Calcutta is also known for having a huge amount of open
space. Created by the British, these huge grassy parks bisect the city,
giving a break from the urban density. In a corner of one park is a
soccer/football stadium that holds 120,000 people! Calcutta also has a
planetarium, subway, and trolleys.
Calcutta is an anglicized version of Kalicat, named after
Kali the Hindu goddess of dissolution and destruction. Kali destroys
ignorance, and she helps those who strive for knowledge. An aspect of
Shiva's consort, Pavarti, she is fearsome in appearance. She has wild
eyes, a protruding tongue, and she wields a bloody sword. She also holds
the severed head of a demon, and she wears a belt of severed heads. She is
sometimes pictured as ripping out - and devouring -- the heart of a man
(no, she is not the patron saint of Indian feminists).

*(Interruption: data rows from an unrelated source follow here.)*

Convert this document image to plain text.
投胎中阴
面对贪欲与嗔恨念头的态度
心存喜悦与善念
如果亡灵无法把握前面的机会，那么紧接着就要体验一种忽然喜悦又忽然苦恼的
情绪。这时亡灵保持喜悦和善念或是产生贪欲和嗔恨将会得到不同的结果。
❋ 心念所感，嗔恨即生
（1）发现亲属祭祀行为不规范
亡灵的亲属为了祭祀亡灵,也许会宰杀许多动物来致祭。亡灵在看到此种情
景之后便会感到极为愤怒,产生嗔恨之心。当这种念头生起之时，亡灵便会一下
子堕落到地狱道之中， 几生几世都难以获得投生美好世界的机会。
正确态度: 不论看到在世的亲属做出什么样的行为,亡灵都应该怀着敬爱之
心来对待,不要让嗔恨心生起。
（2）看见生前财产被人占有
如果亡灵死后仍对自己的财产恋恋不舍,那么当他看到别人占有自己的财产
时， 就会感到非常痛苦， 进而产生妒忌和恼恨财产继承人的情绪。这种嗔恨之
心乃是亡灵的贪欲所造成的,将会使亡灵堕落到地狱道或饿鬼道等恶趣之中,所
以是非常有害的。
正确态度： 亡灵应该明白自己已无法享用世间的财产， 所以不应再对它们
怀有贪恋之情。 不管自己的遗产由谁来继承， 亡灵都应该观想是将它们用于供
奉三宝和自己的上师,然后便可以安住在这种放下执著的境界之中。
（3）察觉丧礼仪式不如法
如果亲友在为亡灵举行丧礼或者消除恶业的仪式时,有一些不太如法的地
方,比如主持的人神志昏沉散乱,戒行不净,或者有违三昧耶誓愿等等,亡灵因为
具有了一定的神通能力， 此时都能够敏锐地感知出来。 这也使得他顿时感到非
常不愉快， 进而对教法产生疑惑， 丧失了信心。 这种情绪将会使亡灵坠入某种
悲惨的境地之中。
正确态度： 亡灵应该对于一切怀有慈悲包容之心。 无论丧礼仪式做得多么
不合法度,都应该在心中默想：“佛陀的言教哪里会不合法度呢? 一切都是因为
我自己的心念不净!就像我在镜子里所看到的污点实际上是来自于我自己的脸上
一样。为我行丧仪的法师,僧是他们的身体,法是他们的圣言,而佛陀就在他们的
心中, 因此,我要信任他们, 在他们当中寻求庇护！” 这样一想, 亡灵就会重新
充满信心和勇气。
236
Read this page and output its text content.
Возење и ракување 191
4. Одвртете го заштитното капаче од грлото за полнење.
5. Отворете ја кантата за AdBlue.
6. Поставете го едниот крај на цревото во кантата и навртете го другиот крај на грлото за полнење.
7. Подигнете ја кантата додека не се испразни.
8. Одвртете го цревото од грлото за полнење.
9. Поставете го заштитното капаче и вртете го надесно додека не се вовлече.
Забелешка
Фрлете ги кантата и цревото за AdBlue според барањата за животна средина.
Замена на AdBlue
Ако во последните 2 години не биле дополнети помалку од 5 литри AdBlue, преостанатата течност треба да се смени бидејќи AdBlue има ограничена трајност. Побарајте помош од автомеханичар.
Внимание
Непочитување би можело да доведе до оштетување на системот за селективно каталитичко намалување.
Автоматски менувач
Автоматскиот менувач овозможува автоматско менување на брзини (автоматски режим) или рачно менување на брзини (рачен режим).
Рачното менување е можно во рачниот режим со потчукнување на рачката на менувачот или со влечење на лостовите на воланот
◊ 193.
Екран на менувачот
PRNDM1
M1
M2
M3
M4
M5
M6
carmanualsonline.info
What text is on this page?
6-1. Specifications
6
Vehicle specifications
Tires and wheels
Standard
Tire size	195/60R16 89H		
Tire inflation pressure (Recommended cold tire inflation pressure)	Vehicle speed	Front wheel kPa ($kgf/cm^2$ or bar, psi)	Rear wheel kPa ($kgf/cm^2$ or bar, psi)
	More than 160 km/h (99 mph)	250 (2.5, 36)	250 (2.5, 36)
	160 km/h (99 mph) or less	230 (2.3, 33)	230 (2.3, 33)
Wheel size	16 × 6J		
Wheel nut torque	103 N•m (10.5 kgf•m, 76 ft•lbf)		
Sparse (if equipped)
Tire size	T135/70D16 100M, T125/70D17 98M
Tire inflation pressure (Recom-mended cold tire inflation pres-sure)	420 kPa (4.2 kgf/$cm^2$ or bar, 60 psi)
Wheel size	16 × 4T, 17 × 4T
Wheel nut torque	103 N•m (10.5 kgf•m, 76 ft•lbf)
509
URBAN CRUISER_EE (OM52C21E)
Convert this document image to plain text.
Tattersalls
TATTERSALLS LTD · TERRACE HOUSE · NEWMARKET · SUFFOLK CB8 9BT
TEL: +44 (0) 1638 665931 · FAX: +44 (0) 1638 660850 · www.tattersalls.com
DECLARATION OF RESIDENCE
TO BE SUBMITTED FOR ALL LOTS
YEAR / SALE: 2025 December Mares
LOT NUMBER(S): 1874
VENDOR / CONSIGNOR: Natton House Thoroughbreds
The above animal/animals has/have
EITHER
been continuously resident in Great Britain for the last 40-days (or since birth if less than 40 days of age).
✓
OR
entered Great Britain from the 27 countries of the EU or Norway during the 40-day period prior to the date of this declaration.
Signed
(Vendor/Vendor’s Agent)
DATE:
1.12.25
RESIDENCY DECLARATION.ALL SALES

We visited the Kali Temple, which was surprisingly very
calm. We later learned that there are many goat sacrifices there each
morning. But as non-Hindus, we were not permitted into the inner
sanctuary.
We also visited Sitambara, the Jain temple. This was
perhaps the most exquisitely decorated building we've ever seen. Every
inch of the floors, walls, and ceiling were lavishly decorated with
semi-precious stones, mirrors, ceramics, tiles, gold, and silver. Jainism
is a non-theistic religion, similar in some ways to Theravada Buddhism.
There are 24 Jain prophets - this temple was dedicated to Sheetalnathji,
the tenth prophet.
The return
For some reason, we were upgraded to business class for
the Calcutta-London segment. Of the 3 times we've been to India, we've
been upgraded every time for one leg of the trip. Perhaps our long journey
evokes some sympathy from the airline staff. We'll never know. Tony and
Erika were unfortunately not upgraded, but we smuggled them back
chocolates and snacks!
Notes
Our trip was once again put together by Swagatam
Tours, a New Delhi-based firm. (email: swagatam@vsnl.com,
web www.swagatam.com and www.swagatamtours.com) Unlike the last time we traveled with
Swagatam, this one was entirely subcontracted to various local guide
firms. While the mechanical attributes of the trip were impressively
flawless, our guide in Darjeeling, Sikkim, and Jaldhapara (Mr. Binay
Sharma) was not a great guide. He seemed bored - and did mention
repeatedly that he was attempting to set up his own company. When
experiencing trouble getting the elephants in Jaldhapara, he immediately
announced defeat. While he later apologized for giving up so easily, his
overall attitude was not what I would have hoped for. I therefore
recommend that anyone who travels to this region avoid having Mr. Sharma
as a guide. Our other guides were excellent, both in knowledge and
enthusiasm. We wholeheartedly recommend Swagatam for any trip to India. They are superb!
Pharmaceuticals: Phil has arthritis and finds that he is
always taking something - usually Voltaren, sometimes Celebrex. In the US,
Celebrex costs $2.18 each. In India, it costs 17 cents, and no
prescription is required. Phil bought a years' supply of just about
everything he could possibly think of. If you do go to India, be sure to
get the GENERIC name of the pharmaceuticals and the dosage. We were able
to buy Claritin, Ambien, and Voltaren for less that 10% of what they would
cost in the US. Also bring your eyeglass prescription!